Est-ce que ces pratiques de chasse sont légales ?
Pierre Rigaux reconnaît que les pratiques de l'amicale des chasseurs sont tout à fait légales. C'est d'ailleurs l'argument de l'amicale des chasseurs des Hautes Ventes. Son président, David Gueu (qui refuse de répondre à nos questions sur cette affaire, estimant que Pierre Rigaux est entré "illégalement sur sa propriété"), estime "que son intérêt n'est pas de disposer de beaucoup de sangliers et que l'agrainage n'a pas de conséquence sur ces animaux car ils trouvent l'essentiel de leur nourriture sans aide humaine". C'est également l'argument utilisé par la fédération de chasse de l'Aube.

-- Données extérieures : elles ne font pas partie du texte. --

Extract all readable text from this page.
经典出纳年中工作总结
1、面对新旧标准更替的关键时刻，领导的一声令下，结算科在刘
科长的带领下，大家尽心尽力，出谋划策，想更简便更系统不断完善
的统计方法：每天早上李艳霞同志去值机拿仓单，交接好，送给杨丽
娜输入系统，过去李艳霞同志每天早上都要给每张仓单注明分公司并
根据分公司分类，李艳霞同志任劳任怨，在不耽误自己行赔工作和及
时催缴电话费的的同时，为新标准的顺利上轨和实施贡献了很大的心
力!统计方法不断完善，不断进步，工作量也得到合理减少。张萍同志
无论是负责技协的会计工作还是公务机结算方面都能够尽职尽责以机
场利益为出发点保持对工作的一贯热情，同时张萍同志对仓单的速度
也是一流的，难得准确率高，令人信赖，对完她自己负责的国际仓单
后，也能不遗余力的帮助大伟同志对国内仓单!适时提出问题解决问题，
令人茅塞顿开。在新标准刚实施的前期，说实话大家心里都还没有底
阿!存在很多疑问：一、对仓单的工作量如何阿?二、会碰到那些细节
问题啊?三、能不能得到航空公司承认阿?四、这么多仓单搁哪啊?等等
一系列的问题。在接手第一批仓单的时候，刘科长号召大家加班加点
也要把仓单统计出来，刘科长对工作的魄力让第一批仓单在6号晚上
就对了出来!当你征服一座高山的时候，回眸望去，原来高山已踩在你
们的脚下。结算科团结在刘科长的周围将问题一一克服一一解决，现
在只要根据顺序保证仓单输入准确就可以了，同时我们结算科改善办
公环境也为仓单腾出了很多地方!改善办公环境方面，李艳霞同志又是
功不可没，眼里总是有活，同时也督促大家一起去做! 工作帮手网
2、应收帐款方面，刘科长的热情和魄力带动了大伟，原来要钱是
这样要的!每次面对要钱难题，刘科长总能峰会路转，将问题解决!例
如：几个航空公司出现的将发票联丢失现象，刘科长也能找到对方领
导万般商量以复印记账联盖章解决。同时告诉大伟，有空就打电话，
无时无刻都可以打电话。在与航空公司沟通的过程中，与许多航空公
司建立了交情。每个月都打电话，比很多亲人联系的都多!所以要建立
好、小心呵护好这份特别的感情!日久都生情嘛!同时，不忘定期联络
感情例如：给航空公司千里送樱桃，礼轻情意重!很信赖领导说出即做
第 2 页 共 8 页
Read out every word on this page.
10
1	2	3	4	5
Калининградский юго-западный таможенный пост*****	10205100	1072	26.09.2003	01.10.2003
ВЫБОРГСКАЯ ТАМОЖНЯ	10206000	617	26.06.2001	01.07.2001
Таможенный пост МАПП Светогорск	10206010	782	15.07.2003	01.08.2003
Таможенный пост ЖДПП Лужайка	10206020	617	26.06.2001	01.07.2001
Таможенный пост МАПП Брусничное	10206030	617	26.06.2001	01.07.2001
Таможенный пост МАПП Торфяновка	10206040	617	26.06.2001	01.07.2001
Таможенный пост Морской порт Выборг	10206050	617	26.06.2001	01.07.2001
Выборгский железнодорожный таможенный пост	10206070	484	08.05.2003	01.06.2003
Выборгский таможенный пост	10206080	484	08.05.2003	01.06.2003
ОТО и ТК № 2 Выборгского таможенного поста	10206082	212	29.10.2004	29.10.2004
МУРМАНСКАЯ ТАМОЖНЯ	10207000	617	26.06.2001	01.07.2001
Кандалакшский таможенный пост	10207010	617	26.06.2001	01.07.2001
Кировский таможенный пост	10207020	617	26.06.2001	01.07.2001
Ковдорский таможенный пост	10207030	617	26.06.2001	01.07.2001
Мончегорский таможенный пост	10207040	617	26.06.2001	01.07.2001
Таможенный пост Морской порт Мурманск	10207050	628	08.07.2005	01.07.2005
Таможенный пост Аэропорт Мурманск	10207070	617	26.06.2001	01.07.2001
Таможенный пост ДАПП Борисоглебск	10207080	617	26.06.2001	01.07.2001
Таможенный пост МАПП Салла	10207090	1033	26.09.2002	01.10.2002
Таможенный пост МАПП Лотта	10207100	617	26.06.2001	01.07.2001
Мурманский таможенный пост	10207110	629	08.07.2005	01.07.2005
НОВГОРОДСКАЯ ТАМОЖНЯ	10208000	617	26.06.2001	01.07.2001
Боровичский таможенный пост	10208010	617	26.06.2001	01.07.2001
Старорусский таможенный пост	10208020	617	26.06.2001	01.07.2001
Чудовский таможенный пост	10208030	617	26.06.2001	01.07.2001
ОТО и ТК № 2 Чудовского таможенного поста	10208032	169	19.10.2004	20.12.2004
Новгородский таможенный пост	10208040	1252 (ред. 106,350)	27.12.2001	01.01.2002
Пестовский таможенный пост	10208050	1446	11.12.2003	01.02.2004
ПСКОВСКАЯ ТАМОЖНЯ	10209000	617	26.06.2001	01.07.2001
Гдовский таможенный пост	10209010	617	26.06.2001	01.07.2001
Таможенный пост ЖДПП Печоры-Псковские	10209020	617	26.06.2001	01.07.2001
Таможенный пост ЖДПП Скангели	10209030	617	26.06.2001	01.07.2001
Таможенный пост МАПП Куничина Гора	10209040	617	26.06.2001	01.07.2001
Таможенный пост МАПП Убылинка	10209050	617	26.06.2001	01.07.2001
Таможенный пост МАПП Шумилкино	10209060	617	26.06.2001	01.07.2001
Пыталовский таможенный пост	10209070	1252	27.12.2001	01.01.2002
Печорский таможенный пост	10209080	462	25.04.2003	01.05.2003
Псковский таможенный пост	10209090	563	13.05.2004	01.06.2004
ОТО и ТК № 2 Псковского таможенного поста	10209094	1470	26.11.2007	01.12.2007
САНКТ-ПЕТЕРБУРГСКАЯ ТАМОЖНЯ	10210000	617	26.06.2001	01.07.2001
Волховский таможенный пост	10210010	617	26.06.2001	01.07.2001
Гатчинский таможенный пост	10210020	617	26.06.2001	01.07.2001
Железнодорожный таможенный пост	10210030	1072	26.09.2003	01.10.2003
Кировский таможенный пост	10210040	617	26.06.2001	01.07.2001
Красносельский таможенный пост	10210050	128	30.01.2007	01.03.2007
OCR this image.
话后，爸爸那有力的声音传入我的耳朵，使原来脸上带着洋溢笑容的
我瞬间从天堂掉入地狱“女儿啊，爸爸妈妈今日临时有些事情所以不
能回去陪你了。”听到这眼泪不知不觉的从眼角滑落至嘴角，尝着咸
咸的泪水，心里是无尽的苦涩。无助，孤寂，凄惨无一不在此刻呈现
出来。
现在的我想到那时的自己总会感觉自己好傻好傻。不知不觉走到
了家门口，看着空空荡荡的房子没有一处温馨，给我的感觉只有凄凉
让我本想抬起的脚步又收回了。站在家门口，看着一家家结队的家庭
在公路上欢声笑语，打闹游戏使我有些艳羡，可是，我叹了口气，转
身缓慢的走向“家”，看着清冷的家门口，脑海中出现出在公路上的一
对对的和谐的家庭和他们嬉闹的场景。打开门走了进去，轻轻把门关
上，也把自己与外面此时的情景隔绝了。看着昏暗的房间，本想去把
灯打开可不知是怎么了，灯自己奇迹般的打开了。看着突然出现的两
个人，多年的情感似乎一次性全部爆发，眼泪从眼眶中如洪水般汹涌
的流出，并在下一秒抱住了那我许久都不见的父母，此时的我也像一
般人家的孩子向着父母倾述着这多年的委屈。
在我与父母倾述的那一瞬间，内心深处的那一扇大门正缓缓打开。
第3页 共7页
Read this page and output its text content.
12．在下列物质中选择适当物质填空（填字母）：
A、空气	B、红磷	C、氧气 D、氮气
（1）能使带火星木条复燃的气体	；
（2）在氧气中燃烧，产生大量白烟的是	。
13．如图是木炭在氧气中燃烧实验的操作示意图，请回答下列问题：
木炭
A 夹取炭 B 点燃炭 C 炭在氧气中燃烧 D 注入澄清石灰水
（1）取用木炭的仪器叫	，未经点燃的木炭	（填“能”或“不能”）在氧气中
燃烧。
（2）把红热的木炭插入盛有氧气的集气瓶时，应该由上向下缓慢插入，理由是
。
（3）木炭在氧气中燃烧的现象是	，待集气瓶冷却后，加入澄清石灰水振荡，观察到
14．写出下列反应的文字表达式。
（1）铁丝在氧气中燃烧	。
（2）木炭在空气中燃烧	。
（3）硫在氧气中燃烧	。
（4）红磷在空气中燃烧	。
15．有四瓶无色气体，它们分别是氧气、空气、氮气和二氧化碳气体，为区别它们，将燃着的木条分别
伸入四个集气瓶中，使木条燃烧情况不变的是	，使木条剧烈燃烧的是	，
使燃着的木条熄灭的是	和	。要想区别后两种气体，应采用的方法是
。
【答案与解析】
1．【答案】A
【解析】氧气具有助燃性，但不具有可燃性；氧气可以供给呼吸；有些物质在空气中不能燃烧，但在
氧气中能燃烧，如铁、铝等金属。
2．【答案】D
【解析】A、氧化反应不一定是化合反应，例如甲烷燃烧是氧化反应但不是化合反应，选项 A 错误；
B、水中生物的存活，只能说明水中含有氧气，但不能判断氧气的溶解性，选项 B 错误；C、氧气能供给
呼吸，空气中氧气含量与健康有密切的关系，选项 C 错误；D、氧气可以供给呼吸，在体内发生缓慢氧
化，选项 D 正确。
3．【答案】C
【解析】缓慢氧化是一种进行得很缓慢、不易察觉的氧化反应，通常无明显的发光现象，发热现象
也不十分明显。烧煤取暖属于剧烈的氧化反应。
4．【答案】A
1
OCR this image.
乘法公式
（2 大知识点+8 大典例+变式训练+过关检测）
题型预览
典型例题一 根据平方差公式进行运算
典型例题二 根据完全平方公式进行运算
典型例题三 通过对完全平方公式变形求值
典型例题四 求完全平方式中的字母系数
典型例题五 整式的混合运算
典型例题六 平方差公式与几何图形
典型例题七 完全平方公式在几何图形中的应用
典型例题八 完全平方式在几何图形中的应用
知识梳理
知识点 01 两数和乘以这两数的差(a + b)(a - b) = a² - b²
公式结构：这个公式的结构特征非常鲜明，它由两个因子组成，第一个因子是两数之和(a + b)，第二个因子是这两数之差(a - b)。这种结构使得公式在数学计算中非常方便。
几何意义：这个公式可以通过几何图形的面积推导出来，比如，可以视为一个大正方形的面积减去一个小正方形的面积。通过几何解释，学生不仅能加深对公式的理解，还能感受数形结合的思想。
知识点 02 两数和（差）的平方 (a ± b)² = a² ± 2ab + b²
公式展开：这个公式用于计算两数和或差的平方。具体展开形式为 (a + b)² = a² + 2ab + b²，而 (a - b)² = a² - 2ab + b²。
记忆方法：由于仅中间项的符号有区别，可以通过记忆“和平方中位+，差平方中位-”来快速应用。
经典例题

Contacté, son directeur Bruno Baudoux répond "qu'il n'y a pas de sujet, puisque tout est légal" et précise que l'agrainage se fait sur une propriété privée. Selon lui, les grillages mis en évidence dans la vidéo ne sont pas installés à destination des sangliers, mais pour éviter les dégradations et les sabotages de son terrain privé, car il y en a eu par le passé.
Mais alors, qu'est-ce qui cloche ?
Pierre Rigaux veut mettre en lumière le caractère légal de ces pratiques de chasse pour mieux les dénoncer. C'est "justement ce que nous dénonçons : la chasse en France n'est pas organisée pour "réguler" réellement, mais pour s'auto-entretenir". Le militant le précise, "il ne s'agit pas d'accuser les chasseurs d'être seuls responsables de l'abondance des sangliers et des dégâts agricoles, mais force est de constater que la chasse de loisir ne permet pas de réduire leurs effectifs et donc de répondre aux conflits avec le monde agricole". Selon lui, les chasseurs "ont localement intérêt sur le terrain à disposer d'un gibier abondant, alors même que les fédérations de chasseurs peinent à indemniser les dégâts aux agriculteurs et vont même jusqu'à demander que ce coût soit partagé avec la collectivité".
De manière générale, l'agrainage est souvent pointé du doigt par les défenseurs de la cause animale, mais également par certains agriculteurs. Selon la confédération paysanne que nous interrogions en mars 2020 au moment du premier confinement lors de la mise en place d'un arrêté préfectoral, "la pratique est l’une des causes de la prolifération des sangliers. Car les stocks de nourriture qu’apportent les chasseurs dans l’habitat des suidés, s’additionnent aux ressources de la forêt dont disposent déjà les bêtes". En revanche, interrogé lors de l'autorisation préfectorale de l'agrainage en mars 2020, Gauthier Bruno, responsable du dossier "dégât lié au gibier" de la FDSEA, affirmait que l'agrainage est le seul moyen d'éviter que les porcins n'engloutissent les semences des agriculteurs. "Si on ne met pas en place l’agrainage dès maintenant, expliquait-il, on fait courir un risque pour nos plantations. Cette année, les dégâts sont déjà estimés à 600.000€ dans l’Aube. C’est le double de l’année dernière."